The following date formats are supported (all sequences of elements within a date are supported):

DATE Data Type – DATE

Dates embedded in longer numeric fields are also supported. This caters for dates held in odd length fields and dates embedded in other information such as Invoice Numbers. A * must be inserted into a valid Date Format for every position to be treated as a null value and hence ignored when Date Warping occurs. For example, Invoice Number 00980725 would be defined as **YMD.

Please note that null fields cannot be warped. Any attempt to warp a file containing a null field will cause the run to end and a warning message to be generated in results.

As of version 8.3.0, for default, uninitialised ISO Dates that contain ‘0001-01-01’
or ‘0001-01-01-’, the values will not be incremented, the values will be left ‘as is’.

Warp Aging Factors
Dates are held to different levels of precision within any application. For example a person’s age is held as a Year, a financial reporting unit is often a Year and a Period, and a tax point date will be a Year, a Month and a Day.
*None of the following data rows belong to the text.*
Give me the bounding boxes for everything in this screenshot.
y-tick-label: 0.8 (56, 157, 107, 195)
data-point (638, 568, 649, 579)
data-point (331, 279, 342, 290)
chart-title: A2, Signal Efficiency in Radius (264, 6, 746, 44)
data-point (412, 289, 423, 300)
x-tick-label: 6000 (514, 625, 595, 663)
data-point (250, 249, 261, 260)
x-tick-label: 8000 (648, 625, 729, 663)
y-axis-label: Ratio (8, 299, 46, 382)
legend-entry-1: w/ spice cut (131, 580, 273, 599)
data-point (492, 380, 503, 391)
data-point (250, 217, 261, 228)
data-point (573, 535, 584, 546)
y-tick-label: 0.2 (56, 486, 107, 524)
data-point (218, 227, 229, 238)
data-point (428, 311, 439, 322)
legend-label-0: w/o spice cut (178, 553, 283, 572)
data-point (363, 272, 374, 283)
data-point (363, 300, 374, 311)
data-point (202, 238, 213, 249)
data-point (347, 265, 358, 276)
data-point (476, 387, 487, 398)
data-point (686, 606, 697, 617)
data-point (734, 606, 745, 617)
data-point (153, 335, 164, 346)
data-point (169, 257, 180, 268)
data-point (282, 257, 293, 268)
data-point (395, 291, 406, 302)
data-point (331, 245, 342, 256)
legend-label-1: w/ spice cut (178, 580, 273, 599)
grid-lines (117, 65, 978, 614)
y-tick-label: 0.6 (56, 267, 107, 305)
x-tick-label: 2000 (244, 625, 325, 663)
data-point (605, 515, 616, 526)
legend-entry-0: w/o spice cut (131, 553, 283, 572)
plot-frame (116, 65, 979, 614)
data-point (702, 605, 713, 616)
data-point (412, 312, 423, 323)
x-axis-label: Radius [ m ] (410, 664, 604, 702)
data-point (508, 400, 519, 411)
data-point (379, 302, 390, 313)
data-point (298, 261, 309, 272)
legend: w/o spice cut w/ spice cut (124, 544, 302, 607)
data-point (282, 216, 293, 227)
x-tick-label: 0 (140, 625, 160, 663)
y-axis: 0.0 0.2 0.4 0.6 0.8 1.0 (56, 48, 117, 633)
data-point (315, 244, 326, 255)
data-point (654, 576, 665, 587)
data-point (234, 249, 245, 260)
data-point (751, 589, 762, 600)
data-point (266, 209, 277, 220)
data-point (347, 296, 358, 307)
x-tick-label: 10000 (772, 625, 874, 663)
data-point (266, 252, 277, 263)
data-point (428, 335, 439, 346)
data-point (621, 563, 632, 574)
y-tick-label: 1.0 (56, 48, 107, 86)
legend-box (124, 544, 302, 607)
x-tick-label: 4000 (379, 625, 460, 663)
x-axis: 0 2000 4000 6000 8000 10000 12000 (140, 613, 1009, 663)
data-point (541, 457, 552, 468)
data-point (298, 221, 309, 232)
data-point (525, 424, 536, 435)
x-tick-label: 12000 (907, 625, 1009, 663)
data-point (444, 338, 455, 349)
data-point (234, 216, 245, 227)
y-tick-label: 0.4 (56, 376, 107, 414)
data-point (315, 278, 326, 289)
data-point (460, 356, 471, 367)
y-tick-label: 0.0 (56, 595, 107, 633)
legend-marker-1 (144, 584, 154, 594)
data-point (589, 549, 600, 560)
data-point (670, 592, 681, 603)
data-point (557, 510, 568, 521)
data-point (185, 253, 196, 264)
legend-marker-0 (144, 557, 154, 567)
We have already seen how you can define these different structures and we will now examine how Date Warping allows you to age this information to achieve your desired results.

Date Age Sampling is available via the Description option for a Warp Case. It allows the user to see what effect the current warp factors will have upon different date formats given a starting date that they can specify.

Data Scrambling
The objective is to mix the information from user selected fields across the records in a file, so that sensitive ‘live’ information may be protected. The scrambling occurs vertically within a file so that the use of data remains in context. Taking a payroll file as an example, after scrambling has occurred a record might contain the CEO’s Payroll Number with the Janitor’s address and the Sales Manager’s salary.

Given that the scrambling occurs vertically within a file, there is no point scrambling a file containing a single record and little real protection is achieved on files containing only a few records. Within a field, information remains intact.

Full information on the scrambling routine is not published so as not to assist anyone attempting to unscramble the information.

As an alternative to the vertical scrambling it is also possible to generate new values for fields. The use of Synchronised Scrambling allows you to change the data in a field from one value to another consistently across the database, replacing real values with new ones that optionally do not already exist.